The Vascular Anomalies Center recently reported its experience at the annual meeting of the American Society of Pediatric Hematology/Oncology.

For more information on the Vascular Anomalies Center at Children’s, call Children’s Physician Access at (866) 755-212.

New food allergy testing program

In September 2011, Children’s hospitalist program, along with five Twin Cities-area allergists (see list below), introduced a program that will allow children with significant food allergies to be tested by Children’s Hospitalist group to determine if their ability to tolerate the allergens has increased. 

This program is a response to requests by allergists to develop a program that will allow testing by the Hospitalist group for these children who, due to risk of anaphylaxis, must be observed for long periods of time. The testing is currently being conducted in Children’s Short Stay Unit by the individual allergists.

For more information on this program, including allergists wishing to take part in the program, please contact This e-mail address is being protected from spambots. You need JavaScript enabled to view it. , medical director of Children’s hospitalist program.

Allergists involved in the program:

Thomas Helm, MD
Allergy and Asthma Care
Maple Grove

Nancy Ott, MD
Southdale Pediatric Associates
Edina

Naveen Sikka, MD
St. Paul Allergy & Asthma
St Paul

Allan Stillerman, MD
Allergy & Asthma Specialists
Minneapolis

Michael Wexler, MD
Advancements in Allergy and Asthma
Minnetonka

Children’s and St. Cloud Hospital partner on cancer/blood disorders pediatric care

Children’s and St. Cloud Hospital partner on cancer/blood disorders pediatric care  
Children in Central Minnesota needing pediatric specialty care for cancer and blood disorders will now be able to stay closer to home through an expanded partnership between St. Cloud Hospital and Children’s Hospitals and Clinics of Minnesota.

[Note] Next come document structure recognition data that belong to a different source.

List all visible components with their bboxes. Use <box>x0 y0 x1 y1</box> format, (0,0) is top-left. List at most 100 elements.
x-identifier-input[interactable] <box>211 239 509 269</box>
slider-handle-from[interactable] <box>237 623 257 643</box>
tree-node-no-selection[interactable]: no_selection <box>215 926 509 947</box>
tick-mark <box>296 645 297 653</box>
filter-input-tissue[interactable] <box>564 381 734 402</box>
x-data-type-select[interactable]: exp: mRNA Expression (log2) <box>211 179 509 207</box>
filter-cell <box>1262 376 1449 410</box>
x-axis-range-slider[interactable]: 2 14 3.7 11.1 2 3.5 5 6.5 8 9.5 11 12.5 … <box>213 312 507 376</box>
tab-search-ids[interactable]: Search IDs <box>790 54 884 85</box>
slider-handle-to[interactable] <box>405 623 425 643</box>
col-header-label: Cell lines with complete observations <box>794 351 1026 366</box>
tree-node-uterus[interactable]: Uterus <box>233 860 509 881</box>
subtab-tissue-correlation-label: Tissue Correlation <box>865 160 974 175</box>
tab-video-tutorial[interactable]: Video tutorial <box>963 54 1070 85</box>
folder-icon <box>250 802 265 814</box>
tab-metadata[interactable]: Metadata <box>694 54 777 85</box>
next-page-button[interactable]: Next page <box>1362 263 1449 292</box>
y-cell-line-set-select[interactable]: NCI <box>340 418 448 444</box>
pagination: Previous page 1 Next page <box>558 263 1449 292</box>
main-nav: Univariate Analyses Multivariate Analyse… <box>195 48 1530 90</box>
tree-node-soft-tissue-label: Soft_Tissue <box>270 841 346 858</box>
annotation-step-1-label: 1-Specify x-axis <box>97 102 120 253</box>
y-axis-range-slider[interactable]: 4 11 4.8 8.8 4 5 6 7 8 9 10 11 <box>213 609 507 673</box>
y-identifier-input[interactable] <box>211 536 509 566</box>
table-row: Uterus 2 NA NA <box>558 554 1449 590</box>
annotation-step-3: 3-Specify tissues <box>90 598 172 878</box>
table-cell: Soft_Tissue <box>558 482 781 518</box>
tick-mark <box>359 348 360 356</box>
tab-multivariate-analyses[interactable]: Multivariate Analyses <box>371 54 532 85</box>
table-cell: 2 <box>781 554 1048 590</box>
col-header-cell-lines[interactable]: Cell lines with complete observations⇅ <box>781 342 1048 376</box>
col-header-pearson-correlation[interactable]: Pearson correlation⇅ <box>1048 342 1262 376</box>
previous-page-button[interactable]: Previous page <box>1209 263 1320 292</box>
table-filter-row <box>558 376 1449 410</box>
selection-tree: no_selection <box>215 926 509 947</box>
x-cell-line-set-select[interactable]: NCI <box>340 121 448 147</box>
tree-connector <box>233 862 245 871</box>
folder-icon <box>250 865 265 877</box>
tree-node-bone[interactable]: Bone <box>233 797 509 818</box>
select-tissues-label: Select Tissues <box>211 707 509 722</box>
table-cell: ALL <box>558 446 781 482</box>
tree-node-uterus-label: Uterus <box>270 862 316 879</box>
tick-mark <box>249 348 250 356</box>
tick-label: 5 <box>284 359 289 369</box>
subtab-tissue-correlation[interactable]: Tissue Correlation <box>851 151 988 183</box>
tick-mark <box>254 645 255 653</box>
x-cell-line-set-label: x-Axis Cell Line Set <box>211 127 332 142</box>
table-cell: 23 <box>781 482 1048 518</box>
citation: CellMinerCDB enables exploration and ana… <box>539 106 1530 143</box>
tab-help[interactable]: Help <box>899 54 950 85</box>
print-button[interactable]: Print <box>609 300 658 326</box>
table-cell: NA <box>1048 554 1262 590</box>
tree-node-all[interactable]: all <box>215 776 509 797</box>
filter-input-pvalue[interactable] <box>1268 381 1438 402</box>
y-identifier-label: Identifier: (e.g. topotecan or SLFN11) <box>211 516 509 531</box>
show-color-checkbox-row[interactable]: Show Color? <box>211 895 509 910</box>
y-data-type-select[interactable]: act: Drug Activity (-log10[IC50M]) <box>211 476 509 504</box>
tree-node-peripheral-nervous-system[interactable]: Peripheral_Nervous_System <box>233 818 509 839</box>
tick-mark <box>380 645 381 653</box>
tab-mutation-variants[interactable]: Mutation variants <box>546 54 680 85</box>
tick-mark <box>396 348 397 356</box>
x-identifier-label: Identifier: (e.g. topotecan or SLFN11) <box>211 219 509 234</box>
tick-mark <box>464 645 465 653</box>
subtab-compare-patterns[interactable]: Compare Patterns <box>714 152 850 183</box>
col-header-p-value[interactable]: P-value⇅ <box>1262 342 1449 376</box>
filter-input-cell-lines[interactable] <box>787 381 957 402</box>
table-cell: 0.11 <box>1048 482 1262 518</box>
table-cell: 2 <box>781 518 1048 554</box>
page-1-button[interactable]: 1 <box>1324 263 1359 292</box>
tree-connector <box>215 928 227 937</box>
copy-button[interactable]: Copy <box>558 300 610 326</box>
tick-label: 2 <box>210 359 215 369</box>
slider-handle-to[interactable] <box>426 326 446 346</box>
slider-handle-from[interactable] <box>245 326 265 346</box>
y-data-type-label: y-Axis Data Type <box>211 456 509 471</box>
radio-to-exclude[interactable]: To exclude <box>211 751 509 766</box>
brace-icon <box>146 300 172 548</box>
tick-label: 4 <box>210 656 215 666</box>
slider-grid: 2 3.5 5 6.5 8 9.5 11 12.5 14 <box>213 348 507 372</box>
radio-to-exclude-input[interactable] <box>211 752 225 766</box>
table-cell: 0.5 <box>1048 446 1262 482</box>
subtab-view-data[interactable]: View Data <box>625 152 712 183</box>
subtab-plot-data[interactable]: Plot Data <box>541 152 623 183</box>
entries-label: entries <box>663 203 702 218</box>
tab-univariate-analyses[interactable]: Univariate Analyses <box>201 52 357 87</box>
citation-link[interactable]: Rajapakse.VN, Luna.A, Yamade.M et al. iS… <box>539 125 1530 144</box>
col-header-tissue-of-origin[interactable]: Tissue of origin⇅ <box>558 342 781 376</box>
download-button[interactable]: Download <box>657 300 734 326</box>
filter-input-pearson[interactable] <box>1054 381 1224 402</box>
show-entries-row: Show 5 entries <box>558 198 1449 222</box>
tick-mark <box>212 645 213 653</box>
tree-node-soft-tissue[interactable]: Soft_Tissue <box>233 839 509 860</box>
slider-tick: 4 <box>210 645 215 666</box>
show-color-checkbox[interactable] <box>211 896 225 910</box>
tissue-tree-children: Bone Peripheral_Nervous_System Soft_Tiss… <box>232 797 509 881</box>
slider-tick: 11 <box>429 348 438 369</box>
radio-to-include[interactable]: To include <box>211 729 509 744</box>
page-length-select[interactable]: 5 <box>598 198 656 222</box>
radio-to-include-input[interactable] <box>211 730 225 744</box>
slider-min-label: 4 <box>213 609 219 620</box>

The new formalized cancer and blood disorders partnership will: 
•    Keep children closer to their family, doctor and home when possible, and provide a continuum of care to Children’s - Minneapolis campus when specialized care is required.
•    Give St. Cloud Hospital access to Children’s treatment guidelines, protocols and recommendations. 
•    Allow oncologists and hematologists from Children’s to be more present at St. Cloud Hospital, scheduling outpatient visits several days each month.
•    Help improve the lives of sick children and drive better outcomes through co-management and coordination of  care at the site that is most appropriate for treatment and for patients and their families.
•    Provide educational opportunities for physicians related to pediatric cancer and blood disorder specialty care. 

The partnership helps meet the growing and evolving medical needs of patients and families throughout Central Minnesota by improving access to high quality, family-centered care for kids fighting cancer and blood disorders. It formalizes a 10-year relationship between St. Cloud Hospital and Children’s and allows both organizations to builds upon the success of a collaborative care model. Already the new partnership has helped St. Cloud Hospital form a Pediatric Sedation Program this past spring, and talks are underway to expand the relationship into neurosciences within the next year.